When the votes from the general public augment the expert panel scores – as is the case in Strictly Come Dancing – the biases observed in the expert panel scores are amplified. All of which means that, based on past series, the best place to perform is last and second is the least successful place to perform.
The implications of this are worrying if they spill over into the real world. Is there an advantage in going last (or first) into the interview room for a job – even if the applicants are evaluated between interviews? The same effects could have implications in so many situations, such as sitting down in a dentist’s chair or doctor’s surgery, appearing in front of a magistrate or having your examination script marked by someone with a huge pile of work to get through.
One study, reported in the New York Times in 2011, found that experienced parole judges granted freedom about 65% of the time to the first prisoner to appear before them on a given day, and the first after lunch – but to almost nobody by the end of a morning session.
So our research confirms what has long been suspected – that the order in which performers (and quite possibly interviewees) appear can make a big difference. So it’s now time to look more carefully at the potential dangers this can pose more generally for people’s daily lives, and what we can do to best address the problem.
Exercise
You arrive at someone’s home and are ushered into the garden. You know that a train passes the end of the garden every half an hour on average but the trains are actually scheduled so that half pass by with an interval of a quarter of an hour and half with an interval of 45 minutes. Given that you have no clue when the last train passed by and the scheduled interval between that train and the next, how long can you expect to wait for the next train?
Solution to Exercise
The mean interval between trains is 30 minutes, so the average expected wait would seem to be 15 minutes if you arrive at a random time.

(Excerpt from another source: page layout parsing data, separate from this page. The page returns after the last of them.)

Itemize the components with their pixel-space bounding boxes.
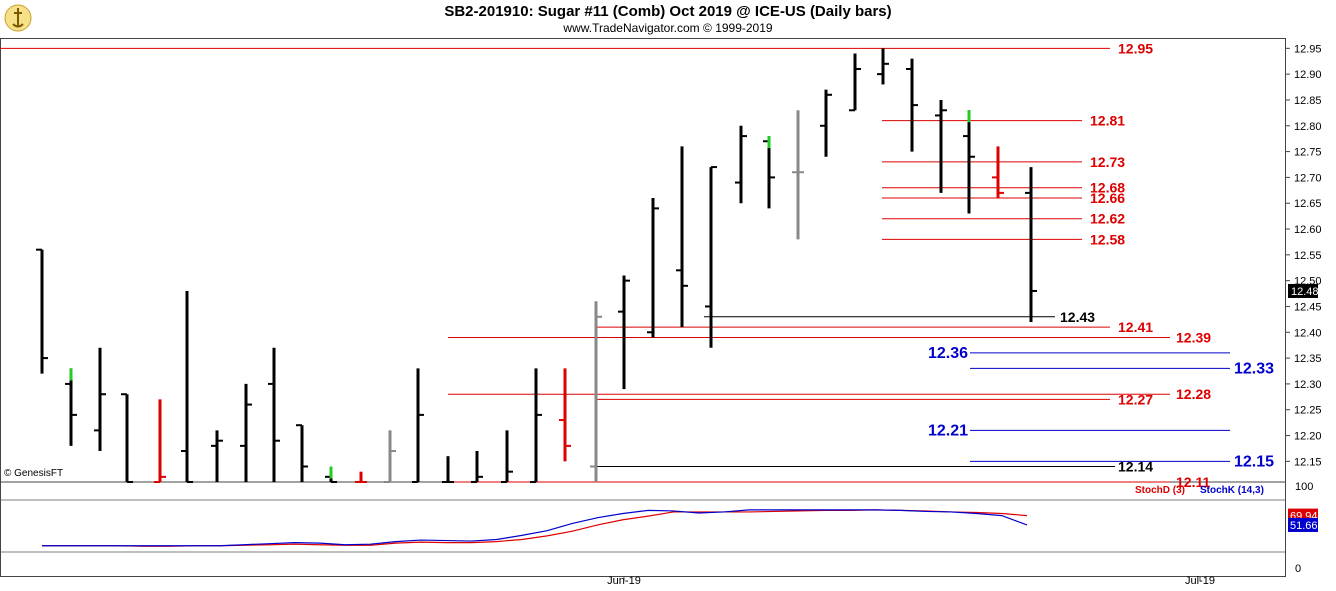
level-label-12.81: 12.81: [1090, 113, 1125, 129]
y-tick-label-12.80: 12.80: [1294, 121, 1322, 133]
level-label-12.11: 12.11: [1176, 474, 1210, 490]
level-label-12.58: 12.58: [1090, 231, 1125, 247]
y-tick-label-12.95: 12.95: [1294, 43, 1322, 55]
level-label-12.15: 12.15: [1234, 453, 1274, 470]
level-label-12.62: 12.62: [1090, 211, 1125, 227]
y-tick-label-12.55: 12.55: [1294, 250, 1322, 262]
chart-title: SB2-201910: Sugar #11 (Comb) Oct 2019 @ …: [444, 3, 892, 20]
data-credit: © GenesisFT: [4, 468, 64, 479]
level-label-12.68: 12.68: [1090, 180, 1125, 196]
x-tick-label-1: Jul-19: [1185, 575, 1215, 587]
last-price-label: 12.48: [1291, 286, 1319, 298]
y-tick-label-12.70: 12.70: [1294, 172, 1322, 184]
y-tick-label-12.35: 12.35: [1294, 353, 1322, 365]
stoch-last-box-1: [1288, 517, 1318, 532]
level-label-12.27: 12.27: [1118, 391, 1153, 407]
y-tick-label-12.75: 12.75: [1294, 147, 1322, 159]
trade-navigator-logo-icon: [4, 4, 32, 32]
y-tick-label-12.20: 12.20: [1294, 431, 1322, 443]
level-label-12.36: 12.36: [928, 345, 968, 362]
y-tick-label-12.60: 12.60: [1294, 224, 1322, 236]
y-tick-label-12.65: 12.65: [1294, 198, 1322, 210]
osc-tick-label-100: 100: [1295, 481, 1313, 493]
plot-frame: [0, 38, 1286, 577]
y-tick-label-12.15: 12.15: [1294, 456, 1322, 468]
level-label-12.73: 12.73: [1090, 154, 1125, 170]
chart-subtitle: www.TradeNavigator.com © 1999-2019: [563, 21, 773, 35]
stoch-last-label-1: 51.66: [1290, 520, 1318, 532]
y-tick-label-12.40: 12.40: [1294, 327, 1322, 339]
y-tick-label-12.45: 12.45: [1294, 301, 1322, 313]
stoch-line-1: [42, 509, 1028, 547]
y-tick-label-12.30: 12.30: [1294, 379, 1322, 391]
level-label-12.39: 12.39: [1176, 329, 1211, 345]
level-label-12.28: 12.28: [1176, 386, 1211, 402]
y-tick-label-12.85: 12.85: [1294, 95, 1322, 107]
level-label-12.21: 12.21: [928, 422, 968, 439]
y-tick-label-12.90: 12.90: [1294, 69, 1322, 81]
level-label-12.41: 12.41: [1118, 319, 1153, 335]
legend-stochd: StochD (3): [1135, 485, 1185, 496]
level-label-12.66: 12.66: [1090, 190, 1125, 206]
level-label-12.33: 12.33: [1234, 360, 1274, 377]
level-label-12.43: 12.43: [1060, 309, 1095, 325]
stoch-line-0: [42, 509, 1028, 547]
level-label-12.14: 12.14: [1118, 459, 1153, 475]
level-label-12.95: 12.95: [1118, 40, 1153, 56]
osc-tick-label-0: 0: [1295, 563, 1301, 575]
last-price-box: [1288, 283, 1318, 298]
x-tick-label-0: Jun-19: [607, 575, 641, 587]
y-tick-label-12.25: 12.25: [1294, 405, 1322, 417]
legend-stochk: StochK (14,3): [1200, 485, 1264, 496]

But it is three times as likely that you will arrive during the 45 minutes interval as during the 15 minutes interval, and therefore three times the chance of waiting 22.5 minutes (half way along the 45 minutes interval) as 7.5 minutes (half way along the 15 minutes interval).
So your expected wait is 3 x 22.5 minutes plus 1 x 7.5 minutes, divided by four. This equals 75 divided by 4 or 18.75 minutes (18 minutes, 45 seconds).